Subnormal numbers are not handled, on input or output.
11 is hardcoded as a shift amount in one place. This is likely incorrect; the correct amount will depend on how the significand is handled for normalization and rounding.
In decoding, the exponent field is shifted right by fraction_length. In encoding, it is shifted left by bits - exponent_length - 1. To avoid bugs, the same expression should be used in both places.
From a more detailed look by chux:
res_frac = frac1 * frac2 fails if int is less than 23 bits (22 for the product and one for the sign).
This is more a suggestion for how to make it easier to get your code right, rather than analysis of what is wrong with the existing code.
There are a number of steps that are common to some or all of the floating point arithmetic operations. I suggest extracting each into a function that can be written with focus on one issue, and tested separately. Then when you come to write e.g. multiplication, you only have to deal with the specifics of that operation.
All the operations will be easier working with a structure that has the actual signed exponent, and the full significand in a wider unsigned integer field. If you were dealing with signed numbers, it would also have a boolean for the sign bit.
Here are some sample operations that could be separate functions, at least until you get it working:
unpack: Take a 16 bit float and extract the exponent and significand into a struct.
pack: Undo unpack - deal with dropping the hidden bit, applying the bias the expoent, and combining them into a float.

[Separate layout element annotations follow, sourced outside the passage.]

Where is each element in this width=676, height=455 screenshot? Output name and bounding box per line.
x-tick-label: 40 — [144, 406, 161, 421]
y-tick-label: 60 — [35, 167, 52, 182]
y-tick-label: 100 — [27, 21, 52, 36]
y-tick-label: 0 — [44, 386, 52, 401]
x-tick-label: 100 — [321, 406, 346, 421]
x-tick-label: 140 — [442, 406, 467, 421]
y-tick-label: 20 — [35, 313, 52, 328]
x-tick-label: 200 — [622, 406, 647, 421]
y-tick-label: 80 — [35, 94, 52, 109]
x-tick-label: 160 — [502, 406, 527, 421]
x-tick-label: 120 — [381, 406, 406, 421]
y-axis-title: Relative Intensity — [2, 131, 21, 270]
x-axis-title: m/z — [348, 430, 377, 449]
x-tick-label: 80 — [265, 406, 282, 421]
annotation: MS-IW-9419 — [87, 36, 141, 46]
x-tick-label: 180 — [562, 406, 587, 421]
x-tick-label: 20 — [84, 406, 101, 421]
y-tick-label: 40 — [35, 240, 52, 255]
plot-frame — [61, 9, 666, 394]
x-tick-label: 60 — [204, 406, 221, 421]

normalize: Shift the significand and adjust the exponent to bring the most significant 1-bit to a specified bit position.
round: Apply your rounding rules to drop low significance bits. If you want to do IEEE 754 style round-to-nearest, you need a guard digit that is the most significant bit that will be dropped, and an additional bit indicating if there are any one bits of lower significance than the guard bit.
One problem is that you are truncating instead of rounding:
res_frac >>= 11; // Shift 22bit int right to fit into 10 bit
You should compute res_frac & 0x7ff first, the part of the 22-bit result that your algorithm is about to discard, and compare it to 0x400. If it is below, truncate. If it is above, round away from zero. If it is equal to 0x400, round to the even alternative.